Negócios

AliExpress terá mais voos semanais de mercadorias para o Brasil

Gigante do e-commerce freta semanalmente 80 voos semanais para transportar mercadorias da China para cerca de 220 países; só o Brasil recebe 7,5% dos voos

Foto: REUTERS/Evgenia Novozhenina

O AliExpress anunciou nesta terça-feira que ampliou de cinco para seis o número de voos fretados semanais de mercadorias da China para o Brasil e está reforçando suas parcerias para oferecer logística integrada para vendedores locais.
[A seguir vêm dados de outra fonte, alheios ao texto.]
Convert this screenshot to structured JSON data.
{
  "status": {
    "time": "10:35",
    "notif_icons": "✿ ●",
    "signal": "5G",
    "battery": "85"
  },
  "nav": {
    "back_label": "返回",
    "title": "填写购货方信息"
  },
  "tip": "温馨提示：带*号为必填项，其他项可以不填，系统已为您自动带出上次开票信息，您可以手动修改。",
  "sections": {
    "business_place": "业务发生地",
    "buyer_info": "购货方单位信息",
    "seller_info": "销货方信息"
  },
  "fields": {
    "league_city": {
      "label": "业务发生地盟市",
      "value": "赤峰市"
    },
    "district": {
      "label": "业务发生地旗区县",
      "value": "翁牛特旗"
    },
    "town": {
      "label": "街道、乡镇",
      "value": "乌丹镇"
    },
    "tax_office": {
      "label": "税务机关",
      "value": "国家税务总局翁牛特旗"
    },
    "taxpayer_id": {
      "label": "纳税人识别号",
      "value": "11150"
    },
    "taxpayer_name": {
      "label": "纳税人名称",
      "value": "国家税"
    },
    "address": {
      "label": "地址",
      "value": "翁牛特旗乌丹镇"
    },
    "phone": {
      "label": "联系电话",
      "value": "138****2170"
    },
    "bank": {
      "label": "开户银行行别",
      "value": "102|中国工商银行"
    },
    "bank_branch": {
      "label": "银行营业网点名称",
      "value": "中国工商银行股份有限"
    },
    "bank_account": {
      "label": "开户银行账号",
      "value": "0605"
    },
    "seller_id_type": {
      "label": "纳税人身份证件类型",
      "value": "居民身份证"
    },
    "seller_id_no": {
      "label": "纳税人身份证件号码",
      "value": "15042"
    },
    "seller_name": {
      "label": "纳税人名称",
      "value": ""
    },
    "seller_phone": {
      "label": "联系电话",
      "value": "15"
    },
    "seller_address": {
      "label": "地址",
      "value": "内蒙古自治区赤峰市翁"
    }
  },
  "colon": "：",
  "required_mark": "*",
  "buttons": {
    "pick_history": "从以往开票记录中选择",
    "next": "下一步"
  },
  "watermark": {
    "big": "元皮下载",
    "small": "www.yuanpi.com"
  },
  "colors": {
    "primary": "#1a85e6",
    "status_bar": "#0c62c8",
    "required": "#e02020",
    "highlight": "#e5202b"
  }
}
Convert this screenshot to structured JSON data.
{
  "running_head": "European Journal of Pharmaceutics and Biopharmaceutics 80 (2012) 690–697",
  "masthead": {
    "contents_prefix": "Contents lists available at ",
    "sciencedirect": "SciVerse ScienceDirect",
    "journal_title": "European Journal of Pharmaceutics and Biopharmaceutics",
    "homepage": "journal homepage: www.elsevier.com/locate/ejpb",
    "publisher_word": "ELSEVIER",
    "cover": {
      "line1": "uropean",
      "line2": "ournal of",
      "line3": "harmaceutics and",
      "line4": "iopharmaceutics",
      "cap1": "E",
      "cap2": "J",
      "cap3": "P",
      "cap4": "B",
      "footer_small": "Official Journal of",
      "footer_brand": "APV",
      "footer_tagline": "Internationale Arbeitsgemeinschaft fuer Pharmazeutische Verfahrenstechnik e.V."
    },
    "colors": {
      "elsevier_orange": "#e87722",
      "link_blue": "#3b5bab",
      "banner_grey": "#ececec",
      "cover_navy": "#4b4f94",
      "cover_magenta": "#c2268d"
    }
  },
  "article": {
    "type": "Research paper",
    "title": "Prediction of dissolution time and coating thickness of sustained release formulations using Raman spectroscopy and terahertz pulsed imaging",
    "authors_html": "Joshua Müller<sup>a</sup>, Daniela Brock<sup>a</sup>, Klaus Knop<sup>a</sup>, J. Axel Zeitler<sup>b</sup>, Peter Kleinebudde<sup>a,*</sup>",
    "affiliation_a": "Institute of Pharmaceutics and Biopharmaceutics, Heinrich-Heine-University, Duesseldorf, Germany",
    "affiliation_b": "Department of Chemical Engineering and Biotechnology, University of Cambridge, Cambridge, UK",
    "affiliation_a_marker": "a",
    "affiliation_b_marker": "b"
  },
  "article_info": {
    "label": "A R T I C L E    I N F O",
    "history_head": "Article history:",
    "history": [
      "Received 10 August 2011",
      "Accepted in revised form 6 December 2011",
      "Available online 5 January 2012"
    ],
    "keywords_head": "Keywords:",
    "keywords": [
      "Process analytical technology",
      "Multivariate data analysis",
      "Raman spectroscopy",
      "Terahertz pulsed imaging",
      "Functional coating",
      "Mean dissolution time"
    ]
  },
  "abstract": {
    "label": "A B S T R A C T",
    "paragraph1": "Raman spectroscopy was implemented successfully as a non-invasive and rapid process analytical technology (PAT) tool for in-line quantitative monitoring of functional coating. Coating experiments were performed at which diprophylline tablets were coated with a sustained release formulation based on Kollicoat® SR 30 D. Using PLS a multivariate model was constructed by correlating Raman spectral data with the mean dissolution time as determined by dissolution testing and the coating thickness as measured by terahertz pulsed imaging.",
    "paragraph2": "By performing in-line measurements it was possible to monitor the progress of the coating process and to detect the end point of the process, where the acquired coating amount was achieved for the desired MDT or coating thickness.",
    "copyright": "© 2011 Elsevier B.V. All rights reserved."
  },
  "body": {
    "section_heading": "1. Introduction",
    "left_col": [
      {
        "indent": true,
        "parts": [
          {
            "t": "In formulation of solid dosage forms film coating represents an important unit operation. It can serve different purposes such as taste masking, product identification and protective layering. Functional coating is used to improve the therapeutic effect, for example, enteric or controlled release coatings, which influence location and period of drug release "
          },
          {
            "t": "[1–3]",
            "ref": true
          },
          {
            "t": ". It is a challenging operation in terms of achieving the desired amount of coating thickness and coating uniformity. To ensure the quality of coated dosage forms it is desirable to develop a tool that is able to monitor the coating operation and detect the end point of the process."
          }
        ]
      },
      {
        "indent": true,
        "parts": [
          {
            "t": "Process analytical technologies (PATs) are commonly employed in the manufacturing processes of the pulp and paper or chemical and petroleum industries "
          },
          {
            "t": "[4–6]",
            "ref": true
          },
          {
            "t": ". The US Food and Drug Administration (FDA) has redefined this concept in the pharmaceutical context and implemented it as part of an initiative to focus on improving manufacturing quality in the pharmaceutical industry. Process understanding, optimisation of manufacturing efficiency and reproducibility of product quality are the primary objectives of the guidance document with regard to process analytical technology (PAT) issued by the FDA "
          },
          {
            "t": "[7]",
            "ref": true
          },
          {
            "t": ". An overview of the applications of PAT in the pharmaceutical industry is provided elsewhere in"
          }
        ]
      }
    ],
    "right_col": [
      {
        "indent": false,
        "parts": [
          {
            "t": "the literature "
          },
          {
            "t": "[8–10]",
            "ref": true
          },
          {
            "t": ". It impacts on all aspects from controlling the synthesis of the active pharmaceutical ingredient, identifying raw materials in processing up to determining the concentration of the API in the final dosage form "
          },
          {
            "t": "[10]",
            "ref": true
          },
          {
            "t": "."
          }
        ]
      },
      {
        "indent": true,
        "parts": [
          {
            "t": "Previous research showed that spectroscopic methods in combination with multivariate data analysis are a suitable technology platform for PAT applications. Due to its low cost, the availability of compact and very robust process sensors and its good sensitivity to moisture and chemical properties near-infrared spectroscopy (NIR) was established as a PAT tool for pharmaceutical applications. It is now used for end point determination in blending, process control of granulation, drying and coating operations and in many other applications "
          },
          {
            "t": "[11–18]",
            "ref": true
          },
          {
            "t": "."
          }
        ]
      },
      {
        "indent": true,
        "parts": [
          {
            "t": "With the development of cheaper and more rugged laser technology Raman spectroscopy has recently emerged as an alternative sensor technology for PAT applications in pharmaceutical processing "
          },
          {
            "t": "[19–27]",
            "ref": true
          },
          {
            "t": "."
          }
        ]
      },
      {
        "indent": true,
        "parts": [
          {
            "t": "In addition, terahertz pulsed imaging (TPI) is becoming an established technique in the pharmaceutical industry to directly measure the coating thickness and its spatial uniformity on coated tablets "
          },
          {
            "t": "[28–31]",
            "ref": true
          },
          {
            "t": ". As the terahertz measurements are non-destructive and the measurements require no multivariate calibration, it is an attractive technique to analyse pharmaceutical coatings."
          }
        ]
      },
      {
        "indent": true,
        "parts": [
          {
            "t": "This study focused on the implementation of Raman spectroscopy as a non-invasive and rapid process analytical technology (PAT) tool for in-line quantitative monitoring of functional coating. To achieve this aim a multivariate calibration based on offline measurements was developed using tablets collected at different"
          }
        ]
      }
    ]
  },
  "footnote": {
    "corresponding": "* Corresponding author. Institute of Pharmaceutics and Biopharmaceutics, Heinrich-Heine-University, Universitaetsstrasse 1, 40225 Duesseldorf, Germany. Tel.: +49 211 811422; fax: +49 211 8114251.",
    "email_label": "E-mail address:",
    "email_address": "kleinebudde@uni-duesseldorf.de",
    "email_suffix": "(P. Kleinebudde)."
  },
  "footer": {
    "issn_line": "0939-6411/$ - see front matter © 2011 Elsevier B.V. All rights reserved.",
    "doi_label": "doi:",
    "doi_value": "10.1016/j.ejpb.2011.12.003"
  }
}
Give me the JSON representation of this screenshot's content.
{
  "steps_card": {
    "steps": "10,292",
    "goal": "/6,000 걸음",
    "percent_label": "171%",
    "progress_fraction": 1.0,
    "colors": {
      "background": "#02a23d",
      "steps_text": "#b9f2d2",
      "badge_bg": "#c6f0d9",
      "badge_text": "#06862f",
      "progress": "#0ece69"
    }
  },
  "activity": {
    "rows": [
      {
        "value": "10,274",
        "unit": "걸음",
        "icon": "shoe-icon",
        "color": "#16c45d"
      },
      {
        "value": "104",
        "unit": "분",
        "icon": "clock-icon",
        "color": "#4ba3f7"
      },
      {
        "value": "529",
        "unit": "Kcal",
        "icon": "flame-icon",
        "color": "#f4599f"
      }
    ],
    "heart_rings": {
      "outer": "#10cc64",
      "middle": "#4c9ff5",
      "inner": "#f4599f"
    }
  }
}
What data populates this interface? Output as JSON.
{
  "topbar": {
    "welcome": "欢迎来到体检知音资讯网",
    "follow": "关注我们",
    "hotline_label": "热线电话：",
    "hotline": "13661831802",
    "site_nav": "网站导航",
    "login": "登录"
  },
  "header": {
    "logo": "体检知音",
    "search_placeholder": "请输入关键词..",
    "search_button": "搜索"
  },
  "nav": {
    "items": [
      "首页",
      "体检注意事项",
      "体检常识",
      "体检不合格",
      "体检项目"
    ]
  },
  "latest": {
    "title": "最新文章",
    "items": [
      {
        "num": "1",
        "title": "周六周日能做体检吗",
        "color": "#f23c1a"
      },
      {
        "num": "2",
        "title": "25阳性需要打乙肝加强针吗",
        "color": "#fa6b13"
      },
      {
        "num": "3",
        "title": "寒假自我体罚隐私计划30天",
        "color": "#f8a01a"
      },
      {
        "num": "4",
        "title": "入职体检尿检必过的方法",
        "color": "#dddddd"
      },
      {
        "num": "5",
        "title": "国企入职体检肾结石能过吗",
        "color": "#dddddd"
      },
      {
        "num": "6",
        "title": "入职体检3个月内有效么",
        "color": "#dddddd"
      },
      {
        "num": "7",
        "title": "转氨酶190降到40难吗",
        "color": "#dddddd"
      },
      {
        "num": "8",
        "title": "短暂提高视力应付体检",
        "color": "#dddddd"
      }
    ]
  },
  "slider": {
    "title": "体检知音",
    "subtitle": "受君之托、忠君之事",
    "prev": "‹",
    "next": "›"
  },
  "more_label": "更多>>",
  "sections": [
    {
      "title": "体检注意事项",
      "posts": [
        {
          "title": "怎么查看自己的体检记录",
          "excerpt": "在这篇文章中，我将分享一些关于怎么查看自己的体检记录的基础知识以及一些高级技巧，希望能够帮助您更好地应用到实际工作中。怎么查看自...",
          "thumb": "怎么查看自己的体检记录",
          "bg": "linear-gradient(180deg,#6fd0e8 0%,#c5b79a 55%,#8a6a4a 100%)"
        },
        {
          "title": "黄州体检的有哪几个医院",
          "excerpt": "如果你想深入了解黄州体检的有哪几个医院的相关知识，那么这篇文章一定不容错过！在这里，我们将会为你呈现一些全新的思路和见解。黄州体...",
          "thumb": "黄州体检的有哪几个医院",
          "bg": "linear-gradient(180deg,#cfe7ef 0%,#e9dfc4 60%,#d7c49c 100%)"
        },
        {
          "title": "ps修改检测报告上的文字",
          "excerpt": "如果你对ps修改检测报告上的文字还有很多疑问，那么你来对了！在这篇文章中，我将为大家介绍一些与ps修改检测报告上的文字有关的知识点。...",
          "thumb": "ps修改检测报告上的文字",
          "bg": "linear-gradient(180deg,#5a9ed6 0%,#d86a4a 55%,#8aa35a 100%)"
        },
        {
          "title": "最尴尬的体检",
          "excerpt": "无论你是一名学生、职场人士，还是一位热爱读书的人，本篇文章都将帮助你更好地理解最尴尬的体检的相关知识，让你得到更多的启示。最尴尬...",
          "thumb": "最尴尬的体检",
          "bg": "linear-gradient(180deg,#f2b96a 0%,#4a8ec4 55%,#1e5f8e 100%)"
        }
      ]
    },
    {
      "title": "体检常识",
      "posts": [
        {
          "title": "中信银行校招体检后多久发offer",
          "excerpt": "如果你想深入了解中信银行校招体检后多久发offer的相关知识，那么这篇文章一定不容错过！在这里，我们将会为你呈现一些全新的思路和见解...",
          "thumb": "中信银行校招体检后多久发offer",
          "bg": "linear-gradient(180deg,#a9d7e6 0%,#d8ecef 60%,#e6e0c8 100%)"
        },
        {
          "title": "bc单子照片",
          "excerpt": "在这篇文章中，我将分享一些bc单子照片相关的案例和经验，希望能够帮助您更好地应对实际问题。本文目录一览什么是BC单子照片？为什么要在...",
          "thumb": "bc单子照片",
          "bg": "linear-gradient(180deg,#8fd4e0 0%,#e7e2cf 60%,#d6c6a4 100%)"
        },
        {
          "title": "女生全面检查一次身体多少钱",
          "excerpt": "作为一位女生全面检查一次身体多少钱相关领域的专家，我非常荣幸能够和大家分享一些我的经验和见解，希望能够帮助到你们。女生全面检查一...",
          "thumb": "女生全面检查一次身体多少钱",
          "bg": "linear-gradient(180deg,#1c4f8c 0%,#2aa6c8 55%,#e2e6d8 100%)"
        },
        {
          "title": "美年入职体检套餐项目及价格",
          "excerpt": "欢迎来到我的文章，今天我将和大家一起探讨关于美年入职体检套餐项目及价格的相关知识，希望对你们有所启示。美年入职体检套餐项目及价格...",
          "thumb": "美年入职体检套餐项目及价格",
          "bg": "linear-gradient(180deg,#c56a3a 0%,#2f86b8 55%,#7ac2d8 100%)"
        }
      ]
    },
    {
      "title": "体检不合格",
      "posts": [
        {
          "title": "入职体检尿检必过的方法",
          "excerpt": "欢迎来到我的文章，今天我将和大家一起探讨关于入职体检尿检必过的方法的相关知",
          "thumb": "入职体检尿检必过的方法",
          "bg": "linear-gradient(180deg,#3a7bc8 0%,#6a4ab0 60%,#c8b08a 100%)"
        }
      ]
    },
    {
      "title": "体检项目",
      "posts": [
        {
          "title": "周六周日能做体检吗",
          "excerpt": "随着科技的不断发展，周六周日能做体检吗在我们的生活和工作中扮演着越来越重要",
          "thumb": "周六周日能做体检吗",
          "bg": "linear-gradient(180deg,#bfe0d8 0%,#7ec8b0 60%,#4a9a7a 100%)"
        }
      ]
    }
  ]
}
Segundo Yan Di, presidente do AliExpress no Brasil, o sexto voo contratado para atender aos usuários da plataforma no país não foi acertado apenas para atender o período promocional do dia 11/11 (campanha conhecida na China como “Dia do Solteiro”, uma espécie de “Black Friday” chinesa), mas reflete a tendência de crescimento dos negócios do AliExpress no Brasil.

Atualmente, o AliExpress, controlado pelo Alibaba, freta semanalmente 80 voos no mundo para transportar as mercadorias compradas por clientes do AliExpress em cerca de 220 países, disse Di. Isso significa que o Brasil sozinho recebe 7,5% dos voos carregados de mercadorias.

LEIA TAMBÉM: AliExpress: Brasil terá entregas internacionais em até 7 dias

Os aviões permitem que um produto venha da China ao Brasil em uma semana, disse o executivo, prazo inferior em alguns casos até em relação a produtos despachados dentro do próprio país.

O executivo, que está há duas décadas no Brasil, afirmou que desde que a empresa lançou em agosto a opção de lojistas brasileiros venderem produtos na plataforma os resultados “superaram as expectativas”. As categorias de vestuário, eletrônicos, casa e beleza são os principais destaques da operação entre vendedores locais, disse ele.

Além da oferta de frete gratuito para “grande parte” das encomendas, a AliExpress está permitindo devolução local dos produtos comprados por consumidores brasileiros, além de descontos nas mercadorias.

LEIA TAMBÉM: AliExpress começa a aceitar pagamentos com PIX e abre marketplace para vendedores brasileiros

Um dos pontos de mais atenção dos investidores sobre os chamados “marketplaces” é o valor cobrado por cada venda, que tem diminuído nos últimos meses em meio ao boom do comércio eletrônico devido à pandemia.

A diretora comercial do AliExpress no Brasil, Viviane Almeida, afirmou que atualmente a empresa cobra comissão de 5% a 8% dos vendedores. “Isso é um grande passo para o vendedor se interessar por nossa plataforma”, disse a executiva.

LEIA TAMBÉM: Mercado Livre lança app para entregadores autônomos para garantir entrega mais rápida

“Queremos continuar a aprimorar a experiência do usuário, conversando com ‘players’ estratégicos deste mercado, incluindo Correios. Estamos olhando e planejando nossa própria infraestrutura”, disse Di. “A tendência atual é cada um caprichar em sua própria infraestrutura ou olhar para alternativas de compartilhamento. Estamos conversando”.

A AliExpress também tem parceria de logística com a Pegaki, empresa de tecnologia que conecta transportadoras, centros de distribuição, embarcadores e pontos de coleta.